Because of that, she knows, somehow, even if that knowing has soft, undefined edges like the sky itself, that the darkness will not be her end, either. Indeed, it cannot even swallow her the way it did him, because of him.

It just might take the light awhile to spread through the vast, vast skies and filter through the crack in the ceiling, where maybe, then, she will see a door. 

Or maybe he is her door, and because she cannot see through him yet, there is the appearance of darkness.

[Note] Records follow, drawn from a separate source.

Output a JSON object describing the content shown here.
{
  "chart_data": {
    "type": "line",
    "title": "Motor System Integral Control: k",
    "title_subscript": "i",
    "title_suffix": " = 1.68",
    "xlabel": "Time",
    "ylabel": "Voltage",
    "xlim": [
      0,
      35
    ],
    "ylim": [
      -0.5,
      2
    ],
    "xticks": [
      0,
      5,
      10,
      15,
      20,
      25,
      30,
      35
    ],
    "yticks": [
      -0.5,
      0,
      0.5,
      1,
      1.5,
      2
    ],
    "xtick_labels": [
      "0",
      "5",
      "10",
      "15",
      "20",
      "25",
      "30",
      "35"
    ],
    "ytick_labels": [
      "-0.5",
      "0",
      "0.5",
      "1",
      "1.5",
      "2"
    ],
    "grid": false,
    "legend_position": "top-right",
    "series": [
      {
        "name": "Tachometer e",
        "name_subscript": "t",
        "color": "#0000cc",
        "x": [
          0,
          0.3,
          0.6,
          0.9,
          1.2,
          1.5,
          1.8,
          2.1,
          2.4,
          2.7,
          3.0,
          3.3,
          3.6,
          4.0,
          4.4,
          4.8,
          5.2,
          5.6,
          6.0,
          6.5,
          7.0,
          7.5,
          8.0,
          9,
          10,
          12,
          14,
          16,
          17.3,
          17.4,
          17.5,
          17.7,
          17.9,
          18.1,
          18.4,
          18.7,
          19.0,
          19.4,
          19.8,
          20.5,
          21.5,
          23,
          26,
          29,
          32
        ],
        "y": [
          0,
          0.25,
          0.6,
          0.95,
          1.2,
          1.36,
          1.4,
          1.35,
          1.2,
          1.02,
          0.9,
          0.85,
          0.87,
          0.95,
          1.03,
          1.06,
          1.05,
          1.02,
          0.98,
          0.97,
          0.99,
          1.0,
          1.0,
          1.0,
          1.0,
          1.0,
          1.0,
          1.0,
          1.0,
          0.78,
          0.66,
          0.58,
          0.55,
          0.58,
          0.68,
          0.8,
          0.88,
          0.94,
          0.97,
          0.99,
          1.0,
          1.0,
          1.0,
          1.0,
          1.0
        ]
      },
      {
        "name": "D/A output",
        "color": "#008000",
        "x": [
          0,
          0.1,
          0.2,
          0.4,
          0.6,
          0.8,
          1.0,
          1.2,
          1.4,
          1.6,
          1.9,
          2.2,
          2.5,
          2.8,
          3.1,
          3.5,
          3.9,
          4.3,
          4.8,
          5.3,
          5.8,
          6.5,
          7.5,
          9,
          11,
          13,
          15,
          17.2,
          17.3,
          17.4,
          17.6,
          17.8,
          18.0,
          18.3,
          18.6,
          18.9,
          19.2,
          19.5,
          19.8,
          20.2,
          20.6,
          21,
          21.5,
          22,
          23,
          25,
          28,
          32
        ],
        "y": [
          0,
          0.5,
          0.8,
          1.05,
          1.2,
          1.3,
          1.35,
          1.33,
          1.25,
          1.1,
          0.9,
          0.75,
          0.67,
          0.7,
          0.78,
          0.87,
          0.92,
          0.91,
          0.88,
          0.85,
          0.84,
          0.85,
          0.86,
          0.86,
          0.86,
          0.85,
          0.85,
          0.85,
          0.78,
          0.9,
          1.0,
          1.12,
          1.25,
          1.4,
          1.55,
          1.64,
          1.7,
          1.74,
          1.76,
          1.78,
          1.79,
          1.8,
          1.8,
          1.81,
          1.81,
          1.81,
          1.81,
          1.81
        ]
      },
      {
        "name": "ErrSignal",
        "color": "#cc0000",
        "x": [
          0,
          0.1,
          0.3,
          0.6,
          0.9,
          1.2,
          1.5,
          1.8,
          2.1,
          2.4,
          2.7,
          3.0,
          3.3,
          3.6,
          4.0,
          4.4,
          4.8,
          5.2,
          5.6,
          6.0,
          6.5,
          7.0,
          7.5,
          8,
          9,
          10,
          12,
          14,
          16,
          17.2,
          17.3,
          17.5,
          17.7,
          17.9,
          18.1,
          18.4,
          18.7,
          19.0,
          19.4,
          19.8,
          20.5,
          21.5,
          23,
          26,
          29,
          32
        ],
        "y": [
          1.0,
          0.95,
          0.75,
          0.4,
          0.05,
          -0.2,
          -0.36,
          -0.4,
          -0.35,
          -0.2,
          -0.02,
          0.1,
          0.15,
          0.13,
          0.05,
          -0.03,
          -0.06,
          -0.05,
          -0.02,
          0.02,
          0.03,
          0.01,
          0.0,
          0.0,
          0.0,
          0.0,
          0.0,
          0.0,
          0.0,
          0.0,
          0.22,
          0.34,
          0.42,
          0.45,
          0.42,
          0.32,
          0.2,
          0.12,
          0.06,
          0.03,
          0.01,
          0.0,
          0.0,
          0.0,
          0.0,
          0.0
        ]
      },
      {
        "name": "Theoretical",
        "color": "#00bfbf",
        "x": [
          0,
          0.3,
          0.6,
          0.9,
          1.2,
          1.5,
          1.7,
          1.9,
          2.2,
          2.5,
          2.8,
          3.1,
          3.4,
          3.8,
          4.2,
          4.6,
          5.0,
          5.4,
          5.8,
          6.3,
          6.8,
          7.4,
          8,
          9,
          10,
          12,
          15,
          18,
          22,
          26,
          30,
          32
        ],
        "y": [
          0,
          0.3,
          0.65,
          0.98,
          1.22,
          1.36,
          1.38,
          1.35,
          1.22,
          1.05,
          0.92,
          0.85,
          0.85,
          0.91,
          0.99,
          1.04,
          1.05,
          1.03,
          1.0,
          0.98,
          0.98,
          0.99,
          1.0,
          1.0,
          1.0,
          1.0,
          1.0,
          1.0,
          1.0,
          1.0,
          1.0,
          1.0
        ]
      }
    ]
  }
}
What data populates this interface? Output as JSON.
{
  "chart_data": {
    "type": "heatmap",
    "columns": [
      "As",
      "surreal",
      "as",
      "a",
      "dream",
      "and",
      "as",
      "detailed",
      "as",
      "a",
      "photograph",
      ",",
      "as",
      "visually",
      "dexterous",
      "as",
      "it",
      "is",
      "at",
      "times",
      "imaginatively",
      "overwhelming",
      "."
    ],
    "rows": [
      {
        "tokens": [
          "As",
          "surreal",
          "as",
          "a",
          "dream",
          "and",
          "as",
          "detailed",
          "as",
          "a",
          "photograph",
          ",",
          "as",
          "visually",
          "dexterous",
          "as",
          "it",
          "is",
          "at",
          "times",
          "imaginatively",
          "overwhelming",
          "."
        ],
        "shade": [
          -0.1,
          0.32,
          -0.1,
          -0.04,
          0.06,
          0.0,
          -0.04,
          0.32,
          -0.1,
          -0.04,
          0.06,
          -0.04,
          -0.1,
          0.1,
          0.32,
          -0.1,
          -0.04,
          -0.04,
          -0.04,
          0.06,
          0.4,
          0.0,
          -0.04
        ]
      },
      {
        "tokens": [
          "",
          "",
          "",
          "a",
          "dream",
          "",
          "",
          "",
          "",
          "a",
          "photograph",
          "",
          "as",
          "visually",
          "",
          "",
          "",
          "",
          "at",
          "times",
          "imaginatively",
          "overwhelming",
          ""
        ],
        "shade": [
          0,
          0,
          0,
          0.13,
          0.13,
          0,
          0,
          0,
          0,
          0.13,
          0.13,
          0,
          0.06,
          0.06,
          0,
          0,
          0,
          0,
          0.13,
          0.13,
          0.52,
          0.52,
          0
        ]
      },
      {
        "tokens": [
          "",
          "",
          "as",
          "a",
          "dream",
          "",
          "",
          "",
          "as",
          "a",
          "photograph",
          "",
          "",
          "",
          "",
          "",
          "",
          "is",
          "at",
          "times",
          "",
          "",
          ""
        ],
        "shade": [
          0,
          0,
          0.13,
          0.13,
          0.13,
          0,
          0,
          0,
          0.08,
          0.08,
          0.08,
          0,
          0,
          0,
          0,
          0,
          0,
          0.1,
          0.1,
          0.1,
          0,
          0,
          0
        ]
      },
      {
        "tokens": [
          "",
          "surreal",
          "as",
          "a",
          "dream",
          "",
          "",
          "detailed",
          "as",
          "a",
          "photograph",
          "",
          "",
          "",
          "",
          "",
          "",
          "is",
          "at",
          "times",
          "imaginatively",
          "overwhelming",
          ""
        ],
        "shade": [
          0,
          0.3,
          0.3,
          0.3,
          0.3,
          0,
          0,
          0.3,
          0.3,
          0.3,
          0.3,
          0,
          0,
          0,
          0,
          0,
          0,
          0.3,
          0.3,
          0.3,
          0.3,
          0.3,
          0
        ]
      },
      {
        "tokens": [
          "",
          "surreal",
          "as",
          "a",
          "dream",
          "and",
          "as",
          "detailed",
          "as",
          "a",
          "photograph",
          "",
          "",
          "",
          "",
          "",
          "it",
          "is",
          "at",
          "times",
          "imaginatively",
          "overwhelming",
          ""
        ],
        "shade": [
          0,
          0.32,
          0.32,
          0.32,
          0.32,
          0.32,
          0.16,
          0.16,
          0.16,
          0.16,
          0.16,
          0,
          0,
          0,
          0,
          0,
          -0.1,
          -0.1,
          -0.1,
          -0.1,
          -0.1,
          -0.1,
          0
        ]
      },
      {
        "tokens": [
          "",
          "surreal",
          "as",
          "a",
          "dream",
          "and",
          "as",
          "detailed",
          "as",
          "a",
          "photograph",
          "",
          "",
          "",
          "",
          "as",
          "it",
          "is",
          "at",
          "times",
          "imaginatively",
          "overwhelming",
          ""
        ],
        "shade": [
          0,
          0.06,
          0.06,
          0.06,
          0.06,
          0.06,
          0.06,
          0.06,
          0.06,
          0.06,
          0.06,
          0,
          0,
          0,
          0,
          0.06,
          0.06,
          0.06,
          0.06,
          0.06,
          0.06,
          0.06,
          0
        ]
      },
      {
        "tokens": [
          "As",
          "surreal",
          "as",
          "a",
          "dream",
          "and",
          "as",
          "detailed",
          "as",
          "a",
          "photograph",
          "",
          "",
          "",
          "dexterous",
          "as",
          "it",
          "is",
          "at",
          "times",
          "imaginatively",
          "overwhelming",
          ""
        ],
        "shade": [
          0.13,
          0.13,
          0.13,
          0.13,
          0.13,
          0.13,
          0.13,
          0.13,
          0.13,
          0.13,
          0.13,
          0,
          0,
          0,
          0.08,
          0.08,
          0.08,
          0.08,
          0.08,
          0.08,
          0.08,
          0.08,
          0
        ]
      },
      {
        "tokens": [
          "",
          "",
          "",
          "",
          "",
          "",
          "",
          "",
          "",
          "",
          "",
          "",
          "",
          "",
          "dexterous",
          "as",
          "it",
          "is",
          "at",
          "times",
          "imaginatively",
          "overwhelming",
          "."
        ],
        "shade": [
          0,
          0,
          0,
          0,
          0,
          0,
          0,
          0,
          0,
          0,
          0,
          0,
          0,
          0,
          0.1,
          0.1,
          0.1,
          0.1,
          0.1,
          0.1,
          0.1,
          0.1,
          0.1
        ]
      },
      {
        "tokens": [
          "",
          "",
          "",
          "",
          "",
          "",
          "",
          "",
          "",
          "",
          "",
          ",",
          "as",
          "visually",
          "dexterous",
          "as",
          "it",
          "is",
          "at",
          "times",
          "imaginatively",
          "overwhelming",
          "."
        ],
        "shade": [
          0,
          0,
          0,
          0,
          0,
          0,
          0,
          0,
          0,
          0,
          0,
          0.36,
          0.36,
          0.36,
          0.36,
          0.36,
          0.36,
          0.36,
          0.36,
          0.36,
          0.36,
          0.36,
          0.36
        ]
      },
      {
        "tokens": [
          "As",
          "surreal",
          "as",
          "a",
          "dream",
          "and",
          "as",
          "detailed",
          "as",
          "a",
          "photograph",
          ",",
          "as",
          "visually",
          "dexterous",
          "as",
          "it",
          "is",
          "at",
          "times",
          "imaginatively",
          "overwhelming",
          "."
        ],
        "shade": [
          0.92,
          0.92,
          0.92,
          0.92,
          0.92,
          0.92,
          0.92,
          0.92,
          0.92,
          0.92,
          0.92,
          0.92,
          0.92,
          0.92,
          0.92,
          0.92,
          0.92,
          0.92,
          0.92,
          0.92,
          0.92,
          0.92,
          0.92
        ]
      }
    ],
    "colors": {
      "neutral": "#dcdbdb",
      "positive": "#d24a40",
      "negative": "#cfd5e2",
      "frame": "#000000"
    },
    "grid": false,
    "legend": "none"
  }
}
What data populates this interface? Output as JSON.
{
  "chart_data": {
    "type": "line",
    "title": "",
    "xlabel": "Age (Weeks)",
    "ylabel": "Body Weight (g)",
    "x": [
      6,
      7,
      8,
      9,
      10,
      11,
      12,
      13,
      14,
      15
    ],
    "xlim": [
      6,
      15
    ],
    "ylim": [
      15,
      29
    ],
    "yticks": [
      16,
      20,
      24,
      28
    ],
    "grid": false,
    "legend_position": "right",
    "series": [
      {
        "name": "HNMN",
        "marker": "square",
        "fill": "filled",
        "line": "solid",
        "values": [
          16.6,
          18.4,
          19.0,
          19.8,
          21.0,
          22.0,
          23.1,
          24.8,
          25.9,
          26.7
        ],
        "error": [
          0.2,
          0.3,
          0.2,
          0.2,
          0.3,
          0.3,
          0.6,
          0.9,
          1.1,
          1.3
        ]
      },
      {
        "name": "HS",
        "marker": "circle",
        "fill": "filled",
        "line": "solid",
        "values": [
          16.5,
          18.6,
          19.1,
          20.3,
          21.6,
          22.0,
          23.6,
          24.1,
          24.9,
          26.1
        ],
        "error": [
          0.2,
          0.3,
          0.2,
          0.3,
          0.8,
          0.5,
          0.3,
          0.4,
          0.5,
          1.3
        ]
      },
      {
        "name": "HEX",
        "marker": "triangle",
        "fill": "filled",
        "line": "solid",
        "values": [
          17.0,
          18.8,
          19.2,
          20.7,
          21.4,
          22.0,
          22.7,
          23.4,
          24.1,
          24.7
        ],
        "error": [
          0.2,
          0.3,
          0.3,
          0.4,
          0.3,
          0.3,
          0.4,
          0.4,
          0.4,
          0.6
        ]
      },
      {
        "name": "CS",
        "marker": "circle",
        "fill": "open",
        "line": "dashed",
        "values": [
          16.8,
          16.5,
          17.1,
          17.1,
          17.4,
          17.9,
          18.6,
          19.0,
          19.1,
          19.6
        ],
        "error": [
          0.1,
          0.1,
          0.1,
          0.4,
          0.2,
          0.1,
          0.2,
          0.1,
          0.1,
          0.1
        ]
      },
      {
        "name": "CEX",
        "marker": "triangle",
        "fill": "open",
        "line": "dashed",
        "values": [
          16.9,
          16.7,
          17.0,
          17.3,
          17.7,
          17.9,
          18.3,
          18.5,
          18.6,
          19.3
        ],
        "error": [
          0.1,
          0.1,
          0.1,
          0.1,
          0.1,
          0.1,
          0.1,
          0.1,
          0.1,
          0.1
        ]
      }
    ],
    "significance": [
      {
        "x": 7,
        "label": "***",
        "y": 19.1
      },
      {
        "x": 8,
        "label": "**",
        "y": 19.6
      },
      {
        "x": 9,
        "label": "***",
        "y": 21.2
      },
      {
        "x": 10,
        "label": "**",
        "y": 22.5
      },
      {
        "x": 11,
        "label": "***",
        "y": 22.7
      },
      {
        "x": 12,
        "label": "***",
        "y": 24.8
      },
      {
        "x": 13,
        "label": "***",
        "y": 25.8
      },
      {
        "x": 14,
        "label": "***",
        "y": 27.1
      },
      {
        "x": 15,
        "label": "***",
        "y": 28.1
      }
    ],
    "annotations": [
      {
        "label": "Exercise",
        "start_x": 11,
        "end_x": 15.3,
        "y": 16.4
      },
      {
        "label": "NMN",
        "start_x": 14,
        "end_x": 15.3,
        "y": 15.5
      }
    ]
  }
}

Only time will tell. But she is not afraid of the darkness.

* * * * *

* It's been a hard week on my heart, friends - in a hard season that seems not to have an end. It's easier, somehow, to put it into words abstractly, and right now, that seems to be all that's needed. It's not circumstances or any particular state of being I want to draw attention to, as much as this ongoing challenge to set before myself and readers the ups and downs of a story-in-process. The invitation for all of us to set aside pretense and be real, resisting the urge to wrap things up neatly. I'm beginning to wonder if that's not one of friendship's greatest gifts. 

* Also, the darkness I am referring to is in no way implying that all darknesses are to be surrendered to. Obviously, I do not wish to oversimplify the darkness for those who, in this state of despair, end their lives or live in self-destruction or despair. I only wish to push back on the idea that the darkness that comes and goes in our experience of being human is to be feared or denied.